A simplified version of the thermal state and thermal regime of the Earth's mantle is given. It is supposed that the large-scale convection in the mantle is double-layered. Convection in the upper mantle is determined by heat flux from below, and in the lower mantle by internal heating. It is estimated that the thermal relaxation time of the upper mantle is ∼ 10 8 y, and the time of the thermal relaxation of the lower mantle τ lm is ∼ 1.5 × 10 9 y. The thermal relaxation of the Earth is determined by τ lm. In the convective mantle the superadiabatic temperature drops are formed in the thermal boundary layers: in the upper mantle ΔT 1 is ≤ 600 K, at the top of the lower mantle ΔT 2 is ≲ 650 K, at the bottom of the lower mantle ΔT 3 is ≲ 650 K. The adiabatic temperature at the core-mantle boundary is ∼ 2900 K and the real temperature must be ∼ 3500–4500 K. The thermal boundary layers in the mantle are the super-heated zones and must coincide with low Q μ zones ( Q μ is the mechanical quality for S waves).
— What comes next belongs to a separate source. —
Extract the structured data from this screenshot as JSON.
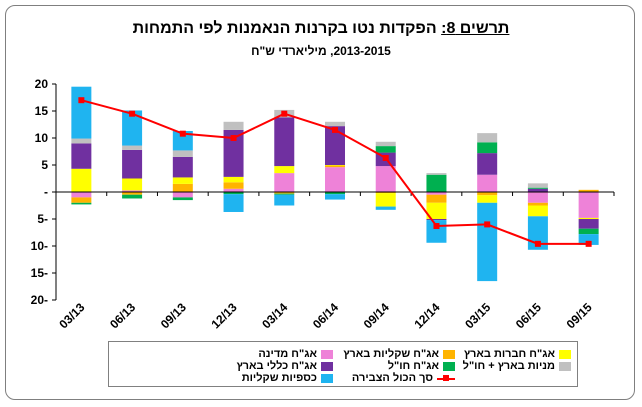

The first zone of low Q μ is at a depth of ∼ 100–250 km, the second one is at 670–850 km, and the third one is at 2700–2900 km. The source zone for hot spots may be in the second thermal boundary layer. It is interesting that the horizontal velocity of the layer, which is ∼ 1 cm y −1, must determine the limits of precision for absolute velocities in ‘Plate Tectonics’. The boundary between the upper and lower mantle must be the weak chemical boundary because the upper mantle is the source for the Earth's crust. The thermal regime and instability of the third thermal boundary layer (at a depth of 2600–2900 km) may play a very important role in the magnetohydrodynamics of the Earth's core and particularly for the change in polarity of the geomagnetic dipole and for understanding the geomagnetic time scale.